My car blew up ...... well, it was just the engine really.
But scary at the time.
Smoke pouring out of the exhaust, and steam and smoke billowing out from under the bonnet.
I got some pretty funny looks from people in the supermarket carpark as I chugged like a steam train into the nearest available double parking spot.
As I got out and
walked ran a discrete distance from the car, I could hear loud rumblings, hissings and screechings coming from under the bonnet. And yes, before you ask, I had turned the ignition off already.
Once the noise had subsided a bit, I tentatively went to lift the bonnet.
With a smug look on my face I was thinking .....Oh yeah, I can screw the radiator cap back on all by myself, it's not too difficult to do that, is it.....
But how do you open this xxxxxxxx bonnet?
It's something I've never had to do before. Yes, I know there's a lever inside the car, that bit's easy enough.
But somewhere just under the front edge of the bonnet is a catch that I cannot find.
Ouch....that was hot
"%#$$X*&" .... was what I really said.
I've seen Tony lift the bonnet many times. It looks easy enough.
I eventually push on the 'right' thing, and up goes the lid.
Phew!!! see, I CAN do it, oh ye of little faith.
Now to find the radiator cap. Oh, why is all this steam still here, and I'm sure the engine bits were not that colour when I last saw Tony working on it.
(the closest that I usually get to an engine is when I hand Tony a cuppa coffee while he's working on one)
Actually I don't think the problem is the radiator cap at all.
I'll just go and do my shopping and when I get back all will be cooled and good to go again.
One and three-quarter hours later I'm on the phone to
him who knows 'my darling' to ask him how to start an engine when it doesn't want to be started.
Twenty minutes later he is at my side, or rather, at the cars side.
Two hours later we are both home having a well-needed cuppa tea.
We are ok, but my car is dead in the paddock by our barn.
A phone call consultation to our local car repair company confirms that to make my car work again we will need to part with around $3,000.
Now, Tony is a handy man to know.
He can fix umpteen broken things all at the same time, and get them working better than they were before they broke.

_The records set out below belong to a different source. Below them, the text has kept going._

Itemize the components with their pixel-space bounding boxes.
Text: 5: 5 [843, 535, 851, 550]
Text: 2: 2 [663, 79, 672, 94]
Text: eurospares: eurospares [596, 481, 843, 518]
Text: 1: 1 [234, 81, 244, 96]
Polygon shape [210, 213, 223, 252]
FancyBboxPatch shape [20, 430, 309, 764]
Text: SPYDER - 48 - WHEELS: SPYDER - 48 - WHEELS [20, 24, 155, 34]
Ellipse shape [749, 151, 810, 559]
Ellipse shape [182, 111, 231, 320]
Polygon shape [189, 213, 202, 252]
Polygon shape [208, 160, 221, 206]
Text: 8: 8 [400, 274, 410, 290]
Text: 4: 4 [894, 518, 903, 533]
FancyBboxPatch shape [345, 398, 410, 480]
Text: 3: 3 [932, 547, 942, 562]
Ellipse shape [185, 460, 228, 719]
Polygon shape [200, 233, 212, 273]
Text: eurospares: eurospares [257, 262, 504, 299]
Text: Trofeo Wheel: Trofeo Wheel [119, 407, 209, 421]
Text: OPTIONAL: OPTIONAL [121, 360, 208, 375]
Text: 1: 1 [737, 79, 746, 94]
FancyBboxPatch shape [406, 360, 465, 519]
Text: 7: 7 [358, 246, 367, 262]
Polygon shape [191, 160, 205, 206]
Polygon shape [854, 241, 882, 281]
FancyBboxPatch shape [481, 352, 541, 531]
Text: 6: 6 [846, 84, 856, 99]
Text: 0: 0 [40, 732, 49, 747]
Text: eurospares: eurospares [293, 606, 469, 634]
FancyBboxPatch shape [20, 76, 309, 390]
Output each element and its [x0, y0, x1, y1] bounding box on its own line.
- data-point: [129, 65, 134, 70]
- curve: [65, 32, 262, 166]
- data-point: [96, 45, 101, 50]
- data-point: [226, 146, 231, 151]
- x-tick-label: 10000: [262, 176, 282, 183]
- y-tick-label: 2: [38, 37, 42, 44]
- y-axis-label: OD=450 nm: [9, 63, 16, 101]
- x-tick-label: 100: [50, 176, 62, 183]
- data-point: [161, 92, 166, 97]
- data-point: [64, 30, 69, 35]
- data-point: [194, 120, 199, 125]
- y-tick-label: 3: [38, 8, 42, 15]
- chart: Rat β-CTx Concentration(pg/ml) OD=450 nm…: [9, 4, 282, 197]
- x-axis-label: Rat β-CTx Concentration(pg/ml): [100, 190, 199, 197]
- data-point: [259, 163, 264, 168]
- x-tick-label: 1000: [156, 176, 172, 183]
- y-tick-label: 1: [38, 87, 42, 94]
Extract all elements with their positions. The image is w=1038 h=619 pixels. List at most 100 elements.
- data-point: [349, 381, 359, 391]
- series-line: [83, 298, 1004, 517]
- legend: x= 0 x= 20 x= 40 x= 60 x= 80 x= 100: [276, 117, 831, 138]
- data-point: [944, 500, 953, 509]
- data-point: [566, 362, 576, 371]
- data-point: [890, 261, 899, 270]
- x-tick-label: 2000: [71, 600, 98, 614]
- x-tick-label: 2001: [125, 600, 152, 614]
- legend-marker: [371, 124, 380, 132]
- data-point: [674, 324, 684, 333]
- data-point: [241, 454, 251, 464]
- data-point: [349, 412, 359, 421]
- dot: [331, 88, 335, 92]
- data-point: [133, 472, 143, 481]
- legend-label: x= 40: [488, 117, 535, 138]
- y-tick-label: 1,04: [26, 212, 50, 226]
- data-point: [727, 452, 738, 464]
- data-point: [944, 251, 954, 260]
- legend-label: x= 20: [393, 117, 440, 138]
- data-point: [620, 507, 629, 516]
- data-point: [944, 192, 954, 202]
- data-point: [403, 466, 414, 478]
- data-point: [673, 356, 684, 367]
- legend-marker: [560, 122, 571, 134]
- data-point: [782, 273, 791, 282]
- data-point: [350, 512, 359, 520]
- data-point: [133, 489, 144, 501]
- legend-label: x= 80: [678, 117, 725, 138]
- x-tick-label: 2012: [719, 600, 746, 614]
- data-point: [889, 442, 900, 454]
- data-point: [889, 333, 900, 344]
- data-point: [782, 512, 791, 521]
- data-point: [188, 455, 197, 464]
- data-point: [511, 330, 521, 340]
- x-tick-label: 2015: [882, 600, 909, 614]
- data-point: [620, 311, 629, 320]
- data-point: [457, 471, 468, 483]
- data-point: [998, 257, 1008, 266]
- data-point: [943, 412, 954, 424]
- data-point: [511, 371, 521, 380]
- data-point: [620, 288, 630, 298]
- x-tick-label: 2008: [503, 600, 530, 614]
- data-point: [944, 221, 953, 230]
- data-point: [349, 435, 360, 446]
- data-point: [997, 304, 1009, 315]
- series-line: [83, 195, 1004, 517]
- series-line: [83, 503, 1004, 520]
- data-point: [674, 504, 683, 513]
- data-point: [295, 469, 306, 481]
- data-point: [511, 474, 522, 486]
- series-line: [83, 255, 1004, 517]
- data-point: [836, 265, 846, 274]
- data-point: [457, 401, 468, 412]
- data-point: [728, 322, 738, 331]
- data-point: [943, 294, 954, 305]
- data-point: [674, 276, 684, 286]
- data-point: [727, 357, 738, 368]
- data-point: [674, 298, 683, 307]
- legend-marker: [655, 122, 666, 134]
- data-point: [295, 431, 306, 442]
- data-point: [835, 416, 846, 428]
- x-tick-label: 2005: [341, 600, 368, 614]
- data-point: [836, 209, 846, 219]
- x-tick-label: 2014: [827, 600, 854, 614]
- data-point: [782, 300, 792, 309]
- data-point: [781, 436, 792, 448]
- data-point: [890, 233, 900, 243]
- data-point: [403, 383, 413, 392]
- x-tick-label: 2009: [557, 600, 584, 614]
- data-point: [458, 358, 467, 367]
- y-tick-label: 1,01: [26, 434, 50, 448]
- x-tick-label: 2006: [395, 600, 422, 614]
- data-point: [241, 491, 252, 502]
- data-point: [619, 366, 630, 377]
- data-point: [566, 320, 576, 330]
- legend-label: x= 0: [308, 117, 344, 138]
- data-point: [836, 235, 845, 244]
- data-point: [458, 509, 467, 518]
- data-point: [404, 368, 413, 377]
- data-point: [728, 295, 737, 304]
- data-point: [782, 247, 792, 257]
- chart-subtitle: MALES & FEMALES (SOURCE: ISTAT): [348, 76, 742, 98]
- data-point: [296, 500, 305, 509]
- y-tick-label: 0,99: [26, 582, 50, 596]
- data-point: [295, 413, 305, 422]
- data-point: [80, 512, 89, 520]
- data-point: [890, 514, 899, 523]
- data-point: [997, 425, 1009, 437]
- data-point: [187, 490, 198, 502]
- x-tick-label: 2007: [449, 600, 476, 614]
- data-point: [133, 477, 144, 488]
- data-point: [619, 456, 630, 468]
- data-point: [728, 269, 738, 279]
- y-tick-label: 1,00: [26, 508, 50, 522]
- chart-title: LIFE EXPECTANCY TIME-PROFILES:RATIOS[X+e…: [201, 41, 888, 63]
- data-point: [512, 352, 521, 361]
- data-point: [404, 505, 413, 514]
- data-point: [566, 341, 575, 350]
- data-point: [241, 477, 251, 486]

He decides that he will change the camshaft, head-gasket, head-cylinder, brandylever, counterlever, radiator, belts, pants, pulleys, squiggley-do's, valves, pistols crankshaft, middleshaft, hosiery, chain-mail, tutus, bridgets, bradgets, and everything else that needs replacing.
~ You have probably gathered that I have no idea what I am talking about here, so just insert whatever technical terms you know for all the stuff under the bonnet of a car ~
So now my car has all THAT stuff in various containers scattered around the floor of the barn and around the vacant space where the engine of my dead car used to be.
I have a weird feeling that I may be without my car for some time yet.